Non raggiunge l’impatto di alcuni contemporanei di forte richiamo, come independence day, e non compete con titoli rilasciati l’anno precedente. Ciononostante viene indicata come una visione che riesce comunque a intrattenere: il film rappresenta con chiarezza il prodotto del proprio tempo e si comporta da capsula storica, oltre a offrire una critica o una presa in giro durante la visione finché, alla fine, riesce a coinvolgere.

  • charlie sheen
  • lindsey crouse

flubber: la commedia sci-fi del 1997, tra nostalgia e rifiuto della critica

uscito nel 1997, genere sci-fi comedy: punteggio 24% su rotten tomatoes

flubber viene presentato come un caso in cui il prodotto non cerca l’approvazione della critica. La sua identità viene descritta come poco “cinematografica” in senso tradizionale, ma molto viva per il pubblico.
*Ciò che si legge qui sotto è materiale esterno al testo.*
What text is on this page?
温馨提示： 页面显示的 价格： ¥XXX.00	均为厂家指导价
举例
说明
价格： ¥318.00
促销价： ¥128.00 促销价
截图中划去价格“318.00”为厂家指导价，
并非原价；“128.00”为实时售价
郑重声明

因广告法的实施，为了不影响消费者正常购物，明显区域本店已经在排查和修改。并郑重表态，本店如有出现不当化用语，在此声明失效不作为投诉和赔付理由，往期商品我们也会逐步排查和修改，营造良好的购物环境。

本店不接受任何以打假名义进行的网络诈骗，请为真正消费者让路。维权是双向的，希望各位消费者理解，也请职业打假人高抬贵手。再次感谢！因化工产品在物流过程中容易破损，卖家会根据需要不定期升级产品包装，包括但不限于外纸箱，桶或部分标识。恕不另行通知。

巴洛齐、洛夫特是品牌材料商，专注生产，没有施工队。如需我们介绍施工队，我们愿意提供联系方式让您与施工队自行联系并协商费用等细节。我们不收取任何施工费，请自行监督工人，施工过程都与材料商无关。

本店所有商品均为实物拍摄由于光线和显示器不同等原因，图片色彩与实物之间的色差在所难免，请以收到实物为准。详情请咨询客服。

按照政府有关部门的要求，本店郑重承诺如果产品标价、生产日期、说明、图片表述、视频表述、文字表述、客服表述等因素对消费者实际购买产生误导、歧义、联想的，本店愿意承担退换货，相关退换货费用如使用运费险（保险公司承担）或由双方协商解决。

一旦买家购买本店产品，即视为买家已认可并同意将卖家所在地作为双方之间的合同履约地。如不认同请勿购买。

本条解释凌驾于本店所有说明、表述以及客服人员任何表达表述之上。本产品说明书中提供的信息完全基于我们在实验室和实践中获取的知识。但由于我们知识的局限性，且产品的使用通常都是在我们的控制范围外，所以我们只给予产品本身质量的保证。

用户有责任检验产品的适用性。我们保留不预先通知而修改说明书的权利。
È collegato a un remake: riprende il classico Disney degli anni sessanta, the absent-minded professor, con la scrittura attribuita a john hughes, figura di rilievo dell’Hollywood degli anni ottanta.
Il film viene indicato come un titolo rimasto nel cuore di molti bambini cresciuti negli anni novanta. La combinazione citata riguarda robin williams al massimo delle sue capacità, slapstick assurdo e una componente emotiva con tracce di tragedia. Il tono resta privo di pretese: è una commedia per ragazzi che continua a essere in grado di affascinare gli spettatori di una certa generazione.

  • robin williams
  • marcia gay harden

slc punk!: il cult del 1999 che vive di punk rock e home video

uscito nel 1999, punteggio 62% su rotten tomatoes

slc punk! è definito come la sintesi del cult degli anni novanta. Il progetto nasce per un pubblico di punk rockers ed è interpretato come produzione a basso budget, con uscita in un circuito limitato nel 1999. L’esordio commerciale non raggiunge cifre elevate, ma la storia cambia con il tempo grazie alla diffusione tramite home video.
Nel testo, il ruolo dei canali televisivi viene richiamato come passaggio fondamentale: titoli come ifc e la programmazione degli anni duemila e duemiladieci contribuiscono a far scoprire il film a nuove generazioni. Il film viene anche descritto come period piece, ambientato negli anni ottanta, ma utile per plasmare l’idea della scena punk per chi arriva dopo.
Il punto culturale segnalato riguarda due aspetti: da un lato la colonna sonora introduce band iconiche, dall’altro il modo in cui vengono raccontati i comportamenti dei punk diventa uno strumento attraverso cui alcuni spettatori affinano il proprio modo di stare nel genere. Viene inoltre evidenziata una componente heartbreaking, con un atto finale devastante che non dipende dal tema musicale ma dalla drammaturgia umana.